I'm not sure how consensus would get you significantly above human baseline. Doesn't that just get you some sort of average?

The basic problem with synthetic self-training is that we need some reward function which tells us whether a given synthetic example is good. In case of AlphaGo Zero, this was a synthetic strategy which won the game, or scored a lot. Which can be automatically detected. But how do we automatically recognize that synthetic text has "high quality"?

One case where it might work is proofs in a formal proof language which can be checked automatically via software.

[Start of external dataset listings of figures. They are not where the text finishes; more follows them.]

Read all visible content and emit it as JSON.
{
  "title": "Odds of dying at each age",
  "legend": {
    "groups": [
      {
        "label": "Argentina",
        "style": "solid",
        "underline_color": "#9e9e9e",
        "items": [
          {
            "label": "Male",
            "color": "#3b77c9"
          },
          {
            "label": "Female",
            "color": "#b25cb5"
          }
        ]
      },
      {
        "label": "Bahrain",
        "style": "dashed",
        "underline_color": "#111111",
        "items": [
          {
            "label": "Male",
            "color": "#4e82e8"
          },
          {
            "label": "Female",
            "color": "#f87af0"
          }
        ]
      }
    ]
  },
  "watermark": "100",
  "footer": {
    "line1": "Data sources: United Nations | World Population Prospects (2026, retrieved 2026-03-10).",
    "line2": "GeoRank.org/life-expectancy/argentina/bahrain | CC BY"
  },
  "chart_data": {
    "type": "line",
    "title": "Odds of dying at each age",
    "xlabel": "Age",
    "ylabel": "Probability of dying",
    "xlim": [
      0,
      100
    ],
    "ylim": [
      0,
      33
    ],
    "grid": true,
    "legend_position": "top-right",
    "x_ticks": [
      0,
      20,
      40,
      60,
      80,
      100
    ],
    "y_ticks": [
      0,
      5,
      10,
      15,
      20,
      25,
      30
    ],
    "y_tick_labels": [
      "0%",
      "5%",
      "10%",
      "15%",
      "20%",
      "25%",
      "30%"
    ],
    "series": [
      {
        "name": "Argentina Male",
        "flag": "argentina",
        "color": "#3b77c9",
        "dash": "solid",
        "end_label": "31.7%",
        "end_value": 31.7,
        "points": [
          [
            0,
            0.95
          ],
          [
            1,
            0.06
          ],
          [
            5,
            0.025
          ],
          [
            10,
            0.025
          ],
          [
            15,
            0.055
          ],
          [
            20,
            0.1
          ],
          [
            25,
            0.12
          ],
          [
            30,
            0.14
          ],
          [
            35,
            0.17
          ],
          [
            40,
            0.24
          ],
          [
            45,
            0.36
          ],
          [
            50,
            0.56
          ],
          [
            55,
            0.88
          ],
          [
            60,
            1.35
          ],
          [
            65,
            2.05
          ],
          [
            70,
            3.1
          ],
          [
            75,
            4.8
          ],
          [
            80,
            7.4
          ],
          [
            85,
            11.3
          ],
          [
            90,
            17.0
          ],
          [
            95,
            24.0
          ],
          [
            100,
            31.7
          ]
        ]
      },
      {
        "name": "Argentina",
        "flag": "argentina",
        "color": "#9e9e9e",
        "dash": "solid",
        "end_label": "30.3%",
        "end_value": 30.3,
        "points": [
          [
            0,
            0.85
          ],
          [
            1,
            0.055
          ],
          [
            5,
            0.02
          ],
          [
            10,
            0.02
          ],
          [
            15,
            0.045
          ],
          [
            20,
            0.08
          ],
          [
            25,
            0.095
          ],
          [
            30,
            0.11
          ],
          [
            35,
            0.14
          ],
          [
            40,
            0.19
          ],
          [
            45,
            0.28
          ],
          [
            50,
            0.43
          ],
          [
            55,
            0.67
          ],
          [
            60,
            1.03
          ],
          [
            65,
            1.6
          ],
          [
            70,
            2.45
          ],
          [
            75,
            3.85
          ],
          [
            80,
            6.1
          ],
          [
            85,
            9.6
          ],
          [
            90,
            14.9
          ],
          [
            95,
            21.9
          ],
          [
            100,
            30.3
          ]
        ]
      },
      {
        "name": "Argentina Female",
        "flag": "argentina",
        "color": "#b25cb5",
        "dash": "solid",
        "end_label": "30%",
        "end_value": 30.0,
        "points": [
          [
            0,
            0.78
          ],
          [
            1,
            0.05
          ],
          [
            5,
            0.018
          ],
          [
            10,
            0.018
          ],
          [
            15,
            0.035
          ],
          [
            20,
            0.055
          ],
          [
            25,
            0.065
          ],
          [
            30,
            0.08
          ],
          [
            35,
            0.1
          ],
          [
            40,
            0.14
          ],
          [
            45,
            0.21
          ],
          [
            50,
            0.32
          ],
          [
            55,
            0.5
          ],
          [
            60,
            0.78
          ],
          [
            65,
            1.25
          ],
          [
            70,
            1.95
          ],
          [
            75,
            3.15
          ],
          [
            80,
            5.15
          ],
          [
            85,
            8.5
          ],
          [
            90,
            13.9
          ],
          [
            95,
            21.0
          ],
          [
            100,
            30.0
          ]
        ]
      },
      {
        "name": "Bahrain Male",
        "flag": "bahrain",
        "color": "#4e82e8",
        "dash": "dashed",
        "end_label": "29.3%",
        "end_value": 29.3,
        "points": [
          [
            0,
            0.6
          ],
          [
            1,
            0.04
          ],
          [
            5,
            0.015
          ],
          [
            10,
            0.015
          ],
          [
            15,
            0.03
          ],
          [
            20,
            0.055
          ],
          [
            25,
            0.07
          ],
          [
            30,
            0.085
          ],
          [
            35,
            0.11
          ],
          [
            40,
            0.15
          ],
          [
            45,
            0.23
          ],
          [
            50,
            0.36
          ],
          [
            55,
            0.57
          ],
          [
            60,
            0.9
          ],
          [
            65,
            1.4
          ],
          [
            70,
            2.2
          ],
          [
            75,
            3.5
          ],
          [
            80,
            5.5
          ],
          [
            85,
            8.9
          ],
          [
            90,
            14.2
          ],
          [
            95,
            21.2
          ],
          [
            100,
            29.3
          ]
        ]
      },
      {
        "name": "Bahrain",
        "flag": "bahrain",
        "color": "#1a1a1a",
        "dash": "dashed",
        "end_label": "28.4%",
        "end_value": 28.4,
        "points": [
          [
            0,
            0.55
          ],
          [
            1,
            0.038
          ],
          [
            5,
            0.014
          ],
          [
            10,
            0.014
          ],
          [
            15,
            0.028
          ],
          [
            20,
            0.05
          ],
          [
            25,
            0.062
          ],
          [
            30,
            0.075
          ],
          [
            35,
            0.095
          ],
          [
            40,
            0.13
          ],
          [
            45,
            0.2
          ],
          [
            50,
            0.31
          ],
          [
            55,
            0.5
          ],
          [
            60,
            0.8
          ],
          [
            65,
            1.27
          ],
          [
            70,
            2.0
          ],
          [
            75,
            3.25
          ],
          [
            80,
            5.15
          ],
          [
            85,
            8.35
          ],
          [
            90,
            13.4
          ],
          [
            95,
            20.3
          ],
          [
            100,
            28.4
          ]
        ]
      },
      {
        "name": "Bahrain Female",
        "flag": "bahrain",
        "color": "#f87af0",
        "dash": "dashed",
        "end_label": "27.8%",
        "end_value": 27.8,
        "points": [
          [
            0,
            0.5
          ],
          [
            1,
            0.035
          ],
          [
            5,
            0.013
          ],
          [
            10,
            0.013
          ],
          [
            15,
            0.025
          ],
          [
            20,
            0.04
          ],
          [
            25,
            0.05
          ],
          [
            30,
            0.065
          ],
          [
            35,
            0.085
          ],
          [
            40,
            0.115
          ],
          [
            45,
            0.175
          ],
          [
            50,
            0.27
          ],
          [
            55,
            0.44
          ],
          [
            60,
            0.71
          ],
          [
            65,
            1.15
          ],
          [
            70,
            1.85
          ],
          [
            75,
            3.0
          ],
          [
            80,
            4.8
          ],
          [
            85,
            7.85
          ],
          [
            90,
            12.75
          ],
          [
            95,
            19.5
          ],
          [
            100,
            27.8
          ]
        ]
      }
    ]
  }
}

So if a language model is tasked to generate synthetic conjecture/proof pairs, it is possible to automatically recognize the correct ones, and use that for self-training data (unsupervised, supervised, reinforcement, I'm not sure), enabling it to recursively create more complex synthetic proofs.

A very similar approach (with some sort of unit tests instead of proofs) is described here in more detail: https://arxiv.org/abs/2207.14502 It was a while that I read it, so my description above is kinda fuzzy. It might involve some adversarial step that I missed.

One problem is to get this process off the ground (bootstrapping), which is difficult, since we need some baseline capability first to create any successful synthetic examples, and there aren't a lot of human created formal proofs which can be used as bootstrapping training data.

Another problem is that, even if it worked, this system would just be good at generating proofs. Maybe there is some amount of transfer to natural language intelligence, but I'm not sure about that.

If you have a different idea for creating a reward signal, I would be interested how it could be done.